What did you say to Gary? --- Then, basically, by then I was in need of money and I just said “look, Gary, you know, I believe that. If you can give me 10 million ..... $10,000 a week, and then that way at least that will give you a chance to raise the funds. But I won’t go into non-compete, that’s going to be my security for the remainder of what you signed and what you said”, your Honour. Because at that time as well, he didn’t want the trucks no more. … it was just basically the business.
…
And what did Gary say in response to you saying you would take 10 million clear, etcetera. What did he say? --- He said to me “look, write up that part of the deal and - - -
Write up what part of the deal? --- The what we, like, spoke about.
Yes? --- For the first part. He said “look, you know, I always honour what I sign. Just send me something so I can get this deal to move. But I will honour you”. Like, you know, “I will make this work”, you know. And that’s why I believed in him.

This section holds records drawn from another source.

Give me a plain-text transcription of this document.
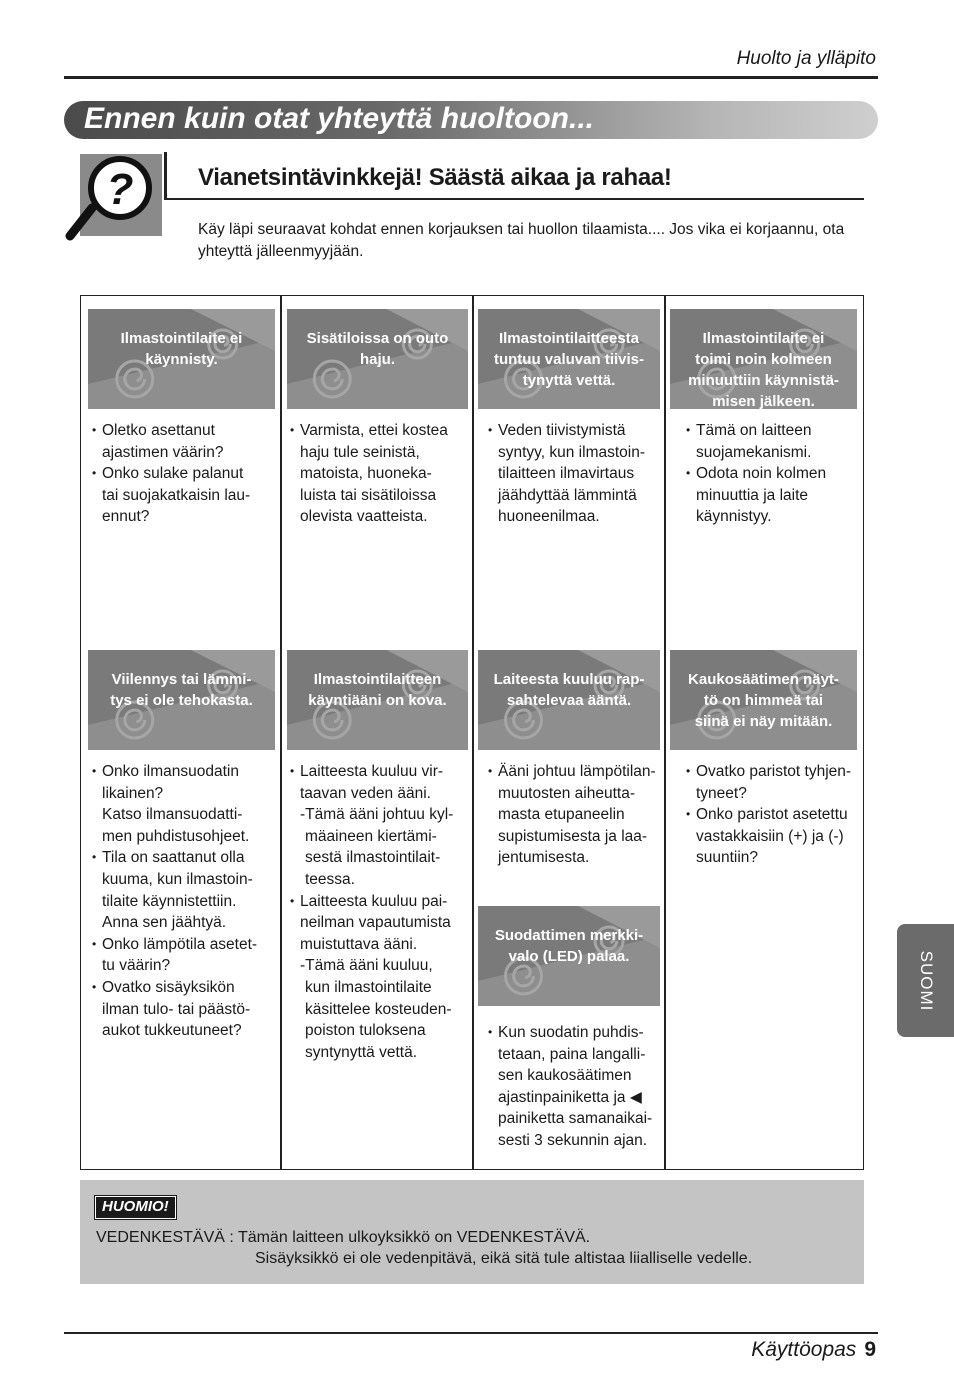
Huolto ja ylläpito
Ennen kuin otat yhteyttä huoltoon...
?	Vianetsintävinkkejä! Säästä aikaa ja rahaa!
Käy läpi seuraavat kohdat ennen korjauksen tai huollon tilaamista.... Jos vika ei korjaannu, ota yhteyttä jälleenmyyjään.
Ilmastointilaite ei
käynnisty.
• Oletko asettanut
ajastimen väärin?
• Onko sulake palanut
tai suojakatkaisin lau-
ennut?
Sisätiloissa on outo
haju.
• Varmista, ettei kostea
haju tule seinistä,
matoista, huoneka-
luista tai sisätiloissa
olevista vaatteista.
Ilmastointilaitteesta
tuntuu valuvan tiivis-
tynyttä vettä.
• Veden tiivistymistä
syntyy, kun ilmastoin-
tilaitteen ilmavirtaus
jäähdyttää lämmintä
huoneenilmaa.
Ilmastointilaite ei
toimi noin kolmeen
minuuttiin käynnistä-
misen jälkeen.
• Tämä on laitteen
suojamekanismi.
• Odota noin kolmen
minuuttia ja laite
käynnistyy.
Viilennys tai lämmi-
tys ei ole tehokasta.
• Onko ilmansuodatin
likainen?
Katso ilmansuodatti-
men puhdistusohjeet.
• Tila on saattanut olla
kuuma, kun ilmastoin-
tilaite käynnistettiin.
Anna sen jäähtyä.
• Onko lämpötila asetet-
tu väärin?
• Ovatko sisäyksikön
ilman tulo- tai päästö-
aukot tukkeutuneet?
Ilmastointilaitteen
käyntiääni on kova.
• Laitteesta kuuluu vir-
taavan veden ääni.
-Tämä ääni johtuu kyl-
mäaineen kiertämi-
sestä ilmastointilait-
teessa.
• Laitteesta kuuluu pai-
neilman vapautumista
muistuttava ääni.
-Tämä ääni kuuluu,
kun ilmastointilaite
käsittelee kosteuden-
poiston tuloksena
syntynyttä vettä.
Laiteesta kuuluu rap-
sahtelevaa ääntä.
• Ääni johtuu lämpötilan-
muutosten aiheutta-
masta etupaneelin
supistumisesta ja laa-
jentumisesta.
Suodattimen merkki-
valo (LED) palaa.
• Kun suodatin puhdis-
tetaan, paina langalli-
sen kaukosäätimen
ajastinpainiketta ja ◀
painiketta samanaikai-
sesti 3 sekunnin ajan.
Kaukosäätimen näyt-
tö on himmeä tai
siinä ei näy mitään.
• Ovatko paristot tyhjen-
tyneet?
• Onko paristot asetettu
vastakkaisiin (+) ja (-)
suuntiin?
HUOMIO!
VEDENKESTÄVÄ : Tämän laitteen ulkoyksikkö on VEDENKESTÄVÄ.
Sisäyksikkö ei ole vedenpitävä, eikä sitä tule altistaa liialliselle vedelle.
SUOMI
Käyttöopas 9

“I will honour you, I will make you sweet”, is that … what you said? --- “I will honour you”. “I will honour you”. Like, “I will make this right, I will - - -
“Make this right”? --- Yes. Sorry.
Did Gary say what he was going to make right? --- What he signed in the heads of agreement for the business. So basically if I get the 10 now, then in 12 months he will be able to raise the funds to finalise the 22.
(emphasis added)
92 In this conversation, Mr Yammine was using “10” and “22” as shorthand for those numbers as millions of dollars. He also recounted the conversation in evidence in chief as follows:
Like, he said, “I need the funding to get the deal done.” He goes, “Take something for now. I will always get this deal done that I signed. I will always honour it”. And then, that’s when I said to Gary, “All right. I will draw up this deal, but because I’m waiting for money, I’m not going to sign the non-compete in the agreement. And then when you pay me the rest of the money in 12 months’ time, that’s when I will sign off, and I will give you the non-compete.” That was my security, basically, you know. But that’s why I sent that. That’s - this part of the 35 this was the first part of the 35.
(emphasis added)
93 When, in the last answer above, Mr Yammine said “that’s why I sent that” he was referring to what he wrote down on a sheet of paper as the points that would comprise what he was prepared to accept, after the 9 October conversation, while waiting for the payment of the balance of the anticipated $35 million price for Lantrak NSW and before entering into a non-compete provision (the 9 October note). Using his phone at 9:27pm on 9 October 2018, he sent a photo of the 9 October note to Mr Liemant in a text message. The sheet of paper recorded, under the heading ‘Lantrak deal’, “10 m clear 5 m upfront Friday 5 m 29 March [2019] all taxes paid”. That is, the $10 million was to be paid in two instalments of $5 million each, one on execution and, as in the heads of agreement, a second on 29 March 2019, and the Liemant interests would pay any capital gains and other taxes for which the Yammine interests would otherwise be liable.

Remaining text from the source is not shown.